Concretely, the POPC membrane stores about 8 times more oxygen molecules than can be stored in pure water. For example, let us assume a partial oxygen pressure of ~10 mmHg, which lies in the reported 10–34 mmHg range for brain tissue [15]. At atmospheric pressure and body temperature, the partial oxygen pressure is 159 mmHg, and the solubility of oxygen in water is approximately 7.187 mg/L [16]. Therefore, the 10 mmHg partial oxygen pressure corresponds to an oxygen concentration of (10/159) · 7.187 mg/L = 0.45 mg/L. Next, the steady-state profile over 10 stacked POPC membranes under this oxygen gradient (c* = 0.45 mg/L to the left of the stack, while c = 0 to the right of the stack) is computed with Eq. 2, and similarly for pure water. Finally, the storage per area (S/A) follows from Eq. 3, resulting in about 1791/μm2 oxygen molecules available in the membrane stack, compared to 226/μm2 oxygen molecules in a similarly sized slab of water.
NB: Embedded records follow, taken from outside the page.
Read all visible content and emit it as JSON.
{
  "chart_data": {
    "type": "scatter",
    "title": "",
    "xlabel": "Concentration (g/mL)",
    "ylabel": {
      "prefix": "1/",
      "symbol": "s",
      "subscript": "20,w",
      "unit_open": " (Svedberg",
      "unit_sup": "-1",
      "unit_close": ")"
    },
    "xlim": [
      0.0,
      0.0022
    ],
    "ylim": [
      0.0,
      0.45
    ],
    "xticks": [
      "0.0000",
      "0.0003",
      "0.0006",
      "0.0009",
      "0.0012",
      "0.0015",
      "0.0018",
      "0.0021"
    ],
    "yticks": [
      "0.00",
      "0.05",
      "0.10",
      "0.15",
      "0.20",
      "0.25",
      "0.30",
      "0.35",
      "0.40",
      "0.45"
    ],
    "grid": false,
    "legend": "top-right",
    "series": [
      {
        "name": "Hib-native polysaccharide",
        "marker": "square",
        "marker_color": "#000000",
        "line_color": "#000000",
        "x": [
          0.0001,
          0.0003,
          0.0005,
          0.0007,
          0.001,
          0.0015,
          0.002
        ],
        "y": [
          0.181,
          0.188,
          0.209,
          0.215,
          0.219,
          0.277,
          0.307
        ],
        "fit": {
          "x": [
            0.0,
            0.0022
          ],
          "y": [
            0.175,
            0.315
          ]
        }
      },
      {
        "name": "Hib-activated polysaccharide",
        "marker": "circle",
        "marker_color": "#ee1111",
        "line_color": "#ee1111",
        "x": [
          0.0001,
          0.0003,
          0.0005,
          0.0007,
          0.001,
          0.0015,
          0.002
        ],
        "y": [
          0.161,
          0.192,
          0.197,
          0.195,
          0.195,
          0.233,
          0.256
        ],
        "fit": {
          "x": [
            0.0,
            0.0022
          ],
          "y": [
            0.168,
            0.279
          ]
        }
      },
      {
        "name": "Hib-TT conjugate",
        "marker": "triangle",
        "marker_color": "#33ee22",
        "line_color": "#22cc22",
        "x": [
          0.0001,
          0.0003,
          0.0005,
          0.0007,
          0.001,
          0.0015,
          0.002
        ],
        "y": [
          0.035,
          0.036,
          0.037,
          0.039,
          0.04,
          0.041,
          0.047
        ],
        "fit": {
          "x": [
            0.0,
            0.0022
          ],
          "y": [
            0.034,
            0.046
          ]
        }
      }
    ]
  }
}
Next, it is tested how the bilayer spacing influences the enhancement provided by the stacked membranes. The pathophysiology of cancer cells may show abnormal microvasculature and defective microcirculatory function, such as an increase in interstitial fluid [17, 18]. Moreover, abnormal myelination can also occur following trauma to a central nervous system tract, where myelin sheath swelling and decompaction have been observed, even in myelin that is spatially separated from the primary injury [19, 20]. Here, structural loss in the membrane stacking is modeled by increasing the thickness of the aqueous phase between the stacked bilayers. These additional water layers will decrease the total permeability [21], but they might also affect the storage capacity. Fig. 4 shows the enhancement S(n)/S(0) for n = 10 stacked bilayers, comparing the storage in 10 bilayers with the storage in pure water, while the stacking periodicity d (indicated in Fig. 2b) is gradually increased. At the left of the figure, the periodicity d = 5.2 nm corresponds to 10 stacked POPC membranes without additional water, as was simulated in Fig. 3b. Figure 4 clearly shows that an increase in stacking periodicity d can cause a strong decrease in the storage enhancement by the stacked bilayers, indicating that additional water between the myelin layers affects the storage efficiency in a negative way. This can be understood by comparing the contributions to the total storage by the membrane and by the interstitial water. The oxygen storage in water becomes larger for increasing d, simply because there is more interstitial water. In contrast, the oxygen storage in the membranes is fairly independent of d. Thus, for increasing periodicity d, the relative contribution of the bilayers to the total oxygen storage becomes smaller, and consequently a highly distorted membrane stack will gradually lose its function as a compact oxygen reservoir.

Fig. 4
A graph plots S of 10 divided by S of 0 versus d in nanometers. It illustrates a concave up, decreasing curve that starts at (6, 8) and ends at (19, 3). The values are approximated.

Enhancement S(n)/S(0) in stacked membranes for n = 10, as a function of stacking periodicity d

4 Conclusion

A phospholipid membrane has a higher solubility for molecular oxygen compared to pure water. By calculating the steady-state concentration over a membrane under an oxygen gradient, we have shown that the oxygen storage capacity S can be even more enhanced by stacking multiple bilayers, as is the case in myelin sheaths of axons in the nervous system. The stacking enhancement levels out when many membranes are stacked, meaning that beyond a certain number of stacked membranes, stacking even more would have limited efficiency. This could explain why myelin sheaths appear to consist of 10–300 stacked bilayers but not thousands. Finally, the enhancement is negatively affected by an increase of the aqueous phase between the bilayers, which can for instance occur in cancer cells with more disordered stacking geometry.